In python-dateutil 2.5.3:

>>> from dateutil.parser import parse
>>> parse('2015-01-02')
datetime.datetime(2015, 1, 2, 0, 0)
>>> parse('2015-01-02', dayfirst=True)
datetime.datetime(2015, 2, 1, 0, 0)

dateutil bug: https://github.com/dateutil/dateutil/issues/233#issuecomment-215895151

rupert commented 8 years ago

In the latest version of dateutil (2.5.3) with dayfirst=True and yearfirst=True (the delorean defaults), XXXX-XX-XX will be parsed as YYYY-DD-MM (unless the last part is > 12 where it will be parsed as YYYY-MM-DD).

Might want to consider defaulting dayfirst=False so ISO 8601 dates are handled correctly.

myusuf3 commented 8 years ago

@rupert any chance you want to make this switch add tests and update documentation?

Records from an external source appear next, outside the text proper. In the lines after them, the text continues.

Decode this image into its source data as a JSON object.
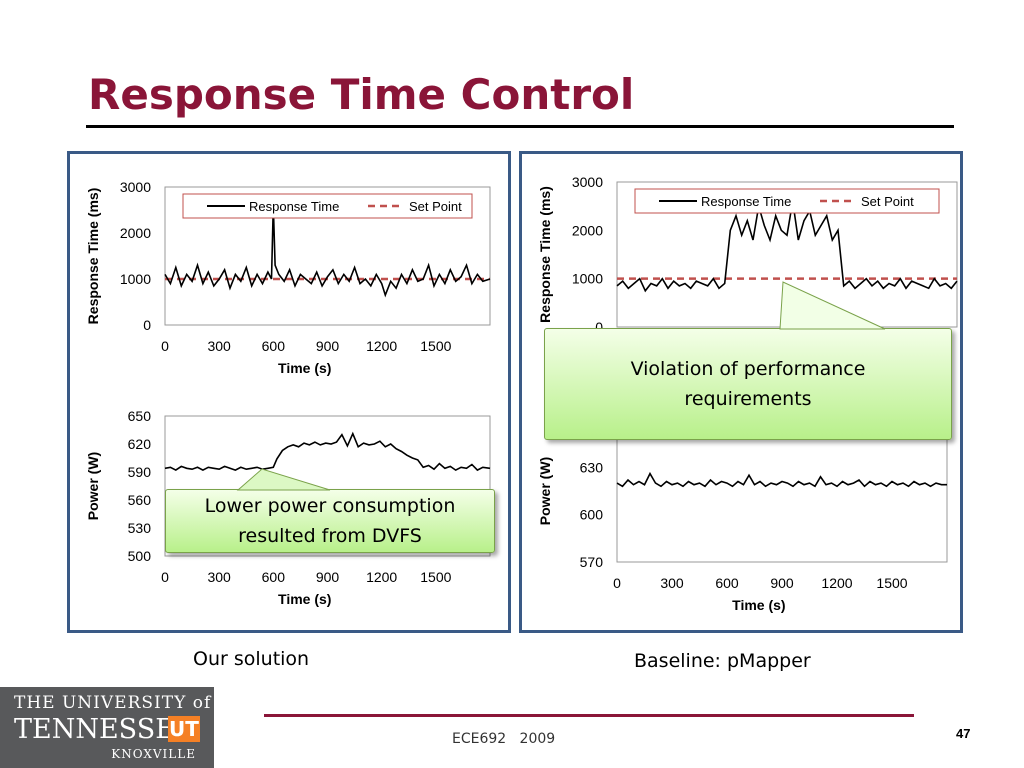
{
  "slide": {
    "title": "Response Time Control",
    "left_caption": "Our solution",
    "right_caption": "Baseline: pMapper",
    "footer": "ECE692   2009",
    "page_number": "47",
    "callout_left": "Lower power consumption resulted from DVFS",
    "callout_right": "Violation of performance requirements",
    "logo": {
      "line1": "THE UNIVERSITY of",
      "line2": "TENNESSEE",
      "mark": "UT",
      "line3": "KNOXVILLE"
    }
  },
  "colors": {
    "title": "#8a1538",
    "panel_border": "#3a5a86",
    "series": "#000000",
    "setpoint": "#c0504d"
  },
  "chart_data": [
    {
      "id": "left_response",
      "type": "line",
      "xlabel": "Time (s)",
      "ylabel": "Response Time (ms)",
      "xlim": [
        0,
        1800
      ],
      "ylim": [
        0,
        3000
      ],
      "xticks": [
        0,
        300,
        600,
        900,
        1200,
        1500
      ],
      "yticks": [
        0,
        1000,
        2000,
        3000
      ],
      "legend": [
        "Response Time",
        "Set Point"
      ],
      "legend_position": "top",
      "setpoint": 1000,
      "series": [
        {
          "name": "Response Time",
          "x": [
            0,
            30,
            60,
            90,
            120,
            150,
            180,
            210,
            240,
            270,
            300,
            330,
            360,
            390,
            420,
            450,
            480,
            510,
            540,
            570,
            590,
            600,
            610,
            630,
            660,
            690,
            720,
            750,
            780,
            810,
            840,
            870,
            900,
            930,
            960,
            990,
            1020,
            1050,
            1080,
            1110,
            1140,
            1170,
            1200,
            1220,
            1250,
            1280,
            1310,
            1340,
            1370,
            1400,
            1430,
            1460,
            1490,
            1520,
            1550,
            1580,
            1610,
            1640,
            1670,
            1700,
            1730,
            1760,
            1800
          ],
          "y": [
            1100,
            900,
            1250,
            850,
            1100,
            950,
            1300,
            900,
            1150,
            850,
            1000,
            1200,
            800,
            1100,
            950,
            1250,
            850,
            1100,
            900,
            1150,
            1000,
            2600,
            1300,
            1100,
            950,
            1200,
            850,
            1100,
            1000,
            900,
            1150,
            850,
            1050,
            1200,
            900,
            1100,
            950,
            1250,
            900,
            1000,
            850,
            1100,
            900,
            650,
            950,
            800,
            1100,
            900,
            1200,
            950,
            1000,
            1300,
            850,
            1100,
            900,
            1200,
            950,
            1050,
            1300,
            900,
            1100,
            950,
            1000
          ]
        }
      ]
    },
    {
      "id": "left_power",
      "type": "line",
      "xlabel": "Time (s)",
      "ylabel": "Power (W)",
      "xlim": [
        0,
        1800
      ],
      "ylim": [
        500,
        650
      ],
      "xticks": [
        0,
        300,
        600,
        900,
        1200,
        1500
      ],
      "yticks": [
        500,
        530,
        560,
        590,
        620,
        650
      ],
      "series": [
        {
          "name": "Power",
          "x": [
            0,
            30,
            60,
            90,
            120,
            150,
            180,
            210,
            240,
            270,
            300,
            330,
            360,
            390,
            420,
            450,
            480,
            510,
            540,
            570,
            600,
            620,
            650,
            680,
            710,
            740,
            770,
            800,
            830,
            860,
            890,
            920,
            950,
            980,
            1010,
            1040,
            1070,
            1100,
            1130,
            1160,
            1190,
            1220,
            1250,
            1280,
            1310,
            1340,
            1370,
            1400,
            1430,
            1460,
            1490,
            1520,
            1550,
            1580,
            1610,
            1640,
            1670,
            1700,
            1730,
            1760,
            1800
          ],
          "y": [
            594,
            595,
            592,
            596,
            594,
            593,
            595,
            592,
            595,
            594,
            593,
            596,
            594,
            592,
            595,
            593,
            594,
            595,
            593,
            594,
            595,
            604,
            613,
            617,
            619,
            617,
            621,
            619,
            622,
            619,
            621,
            620,
            622,
            630,
            618,
            631,
            617,
            621,
            619,
            620,
            623,
            617,
            620,
            615,
            612,
            608,
            605,
            603,
            595,
            597,
            593,
            599,
            594,
            596,
            592,
            595,
            594,
            598,
            592,
            595,
            594
          ]
        }
      ]
    },
    {
      "id": "right_response",
      "type": "line",
      "xlabel": "Time (s)",
      "ylabel": "Response Time (ms)",
      "xlim": [
        0,
        1800
      ],
      "ylim": [
        0,
        3000
      ],
      "xticks": [
        0,
        300,
        600,
        900,
        1200,
        1500
      ],
      "yticks": [
        0,
        1000,
        2000,
        3000
      ],
      "legend": [
        "Response Time",
        "Set Point"
      ],
      "legend_position": "top",
      "setpoint": 1000,
      "series": [
        {
          "name": "Response Time",
          "x": [
            0,
            30,
            60,
            90,
            120,
            150,
            180,
            210,
            240,
            270,
            300,
            330,
            360,
            390,
            420,
            450,
            480,
            510,
            540,
            570,
            600,
            630,
            660,
            690,
            720,
            750,
            780,
            810,
            840,
            870,
            900,
            930,
            960,
            990,
            1020,
            1050,
            1080,
            1110,
            1140,
            1170,
            1200,
            1230,
            1260,
            1290,
            1320,
            1350,
            1380,
            1410,
            1440,
            1470,
            1500,
            1530,
            1560,
            1590,
            1620,
            1650,
            1680,
            1710,
            1740,
            1770,
            1800
          ],
          "y": [
            850,
            950,
            800,
            900,
            1000,
            750,
            900,
            850,
            1000,
            800,
            950,
            850,
            900,
            800,
            950,
            900,
            850,
            1000,
            800,
            900,
            2000,
            2300,
            1900,
            2200,
            1800,
            2500,
            2100,
            1800,
            2300,
            2000,
            1900,
            2600,
            1800,
            2200,
            2400,
            1900,
            2100,
            2300,
            1800,
            2000,
            850,
            950,
            800,
            900,
            1000,
            850,
            950,
            800,
            900,
            850,
            1000,
            800,
            950,
            900,
            850,
            800,
            1000,
            850,
            900,
            800,
            950
          ]
        }
      ]
    },
    {
      "id": "right_power",
      "type": "line",
      "xlabel": "Time (s)",
      "ylabel": "Power (W)",
      "xlim": [
        0,
        1800
      ],
      "ylim": [
        570,
        660
      ],
      "xticks": [
        0,
        300,
        600,
        900,
        1200,
        1500
      ],
      "yticks": [
        570,
        600,
        630
      ],
      "series": [
        {
          "name": "Power",
          "x": [
            0,
            30,
            60,
            90,
            120,
            150,
            180,
            210,
            240,
            270,
            300,
            330,
            360,
            390,
            420,
            450,
            480,
            510,
            540,
            570,
            600,
            630,
            660,
            690,
            720,
            750,
            780,
            810,
            840,
            870,
            900,
            930,
            960,
            990,
            1020,
            1050,
            1080,
            1110,
            1140,
            1170,
            1200,
            1230,
            1260,
            1290,
            1320,
            1350,
            1380,
            1410,
            1440,
            1470,
            1500,
            1530,
            1560,
            1590,
            1620,
            1650,
            1680,
            1710,
            1740,
            1770,
            1800
          ],
          "y": [
            620,
            618,
            622,
            619,
            621,
            619,
            626,
            620,
            618,
            621,
            619,
            620,
            618,
            621,
            619,
            620,
            618,
            622,
            619,
            621,
            620,
            618,
            621,
            619,
            625,
            619,
            621,
            618,
            620,
            619,
            621,
            620,
            618,
            621,
            619,
            620,
            618,
            624,
            619,
            620,
            618,
            621,
            619,
            620,
            622,
            618,
            621,
            619,
            620,
            618,
            621,
            619,
            620,
            618,
            621,
            619,
            620,
            618,
            620,
            619,
            619
          ]
        }
      ]
    }
  ]
}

rupert commented 8 years ago

Unfortunately I don't think you can handle ISO 8601 dates and something like DD/MM/YYYY (sensible default rather than MM/DD/YYYY) with the same datefirst argument in dateutil 2.5.3.

dayfirst=False parses ISO 8601 dates correctly but of course parses DD/MM/YYYY as MM/DD/YYYY:

>>> parse('2003-02-01', dayfirst=False)
datetime.datetime(2003, 2, 1, 0, 0)
>>> parse('01/02/2003', dayfirst=False) # wrong
datetime.datetime(2003, 1, 2, 0, 0)

dayfirst=True parses DD/MM/YYYY correctly but not ISO 8601 dates:

>>> parse('2003-02-01', dayfirst=True) # wrong
datetime.datetime(2003, 1, 2, 0, 0)
>>> parse('01/02/2003', dayfirst=True)
datetime.datetime(2003, 2, 1, 0, 0)

Possibly you could attempt to parse the date with the iso8601 library first and fallback to dateutil with dayfirst=True if that fails.

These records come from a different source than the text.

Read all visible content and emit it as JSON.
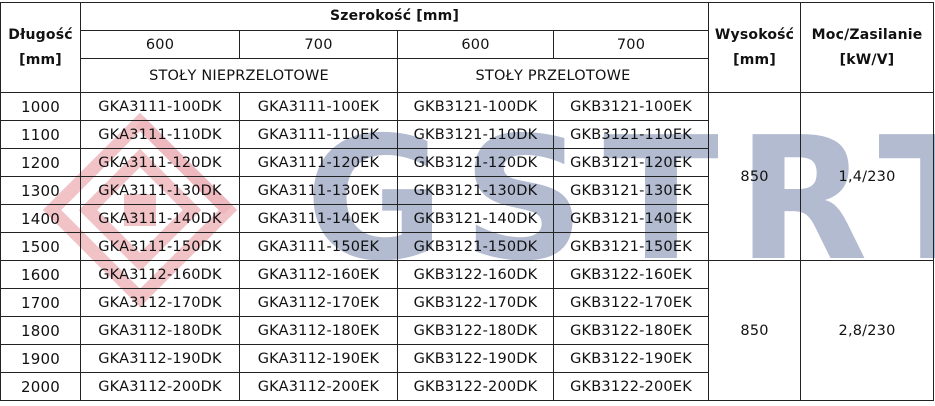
{
  "header": {
    "length_title": "Długość",
    "length_unit": "[mm]",
    "width_title": "Szerokość [mm]",
    "widths": [
      "600",
      "700",
      "600",
      "700"
    ],
    "group_left": "STOŁY NIEPRZELOTOWE",
    "group_right": "STOŁY PRZELOTOWE",
    "height_title": "Wysokość",
    "height_unit": "[mm]",
    "power_title": "Moc/Zasilanie",
    "power_unit": "[kW/V]"
  },
  "rows": [
    {
      "length": "1000",
      "c1": "GKA3111-100DK",
      "c2": "GKA3111-100EK",
      "c3": "GKB3121-100DK",
      "c4": "GKB3121-100EK"
    },
    {
      "length": "1100",
      "c1": "GKA3111-110DK",
      "c2": "GKA3111-110EK",
      "c3": "GKB3121-110DK",
      "c4": "GKB3121-110EK"
    },
    {
      "length": "1200",
      "c1": "GKA3111-120DK",
      "c2": "GKA3111-120EK",
      "c3": "GKB3121-120DK",
      "c4": "GKB3121-120EK"
    },
    {
      "length": "1300",
      "c1": "GKA3111-130DK",
      "c2": "GKA3111-130EK",
      "c3": "GKB3121-130DK",
      "c4": "GKB3121-130EK"
    },
    {
      "length": "1400",
      "c1": "GKA3111-140DK",
      "c2": "GKA3111-140EK",
      "c3": "GKB3121-140DK",
      "c4": "GKB3121-140EK"
    },
    {
      "length": "1500",
      "c1": "GKA3111-150DK",
      "c2": "GKA3111-150EK",
      "c3": "GKB3121-150DK",
      "c4": "GKB3121-150EK"
    },
    {
      "length": "1600",
      "c1": "GKA3112-160DK",
      "c2": "GKA3112-160EK",
      "c3": "GKB3122-160DK",
      "c4": "GKB3122-160EK"
    },
    {
      "length": "1700",
      "c1": "GKA3112-170DK",
      "c2": "GKA3112-170EK",
      "c3": "GKB3122-170DK",
      "c4": "GKB3122-170EK"
    },
    {
      "length": "1800",
      "c1": "GKA3112-180DK",
      "c2": "GKA3112-180EK",
      "c3": "GKB3122-180DK",
      "c4": "GKB3122-180EK"
    },
    {
      "length": "1900",
      "c1": "GKA3112-190DK",
      "c2": "GKA3112-190EK",
      "c3": "GKB3122-190DK",
      "c4": "GKB3122-190EK"
    },
    {
      "length": "2000",
      "c1": "GKA3112-200DK",
      "c2": "GKA3112-200EK",
      "c3": "GKB3122-200DK",
      "c4": "GKB3122-200EK"
    }
  ],
  "groups": [
    {
      "height": "850",
      "power": "1,4/230"
    },
    {
      "height": "850",
      "power": "2,8/230"
    }
  ],
  "watermark": {
    "text": "GSTRT",
    "logo_color": "#e0707a",
    "text_color": "#4a6090"
  }
}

As an aside I'm actually not using delorean for parsing anymore as I think it's better to be explicit about which formats your program will accept.

This is a duplicate of #84.

rupert commented 8 years ago

Another option is pinning dateutil to <=2.5.1 and waiting for the new parsing interface in 2.6.

See this comment: https://github.com/dateutil/dateutil/pull/229#commitcomment-17032914

myusuf3 commented 7 years ago

@rupert dateutil2.6 has been released as @gordol pointed out. Mine checking to see if it fixes the issues you name above?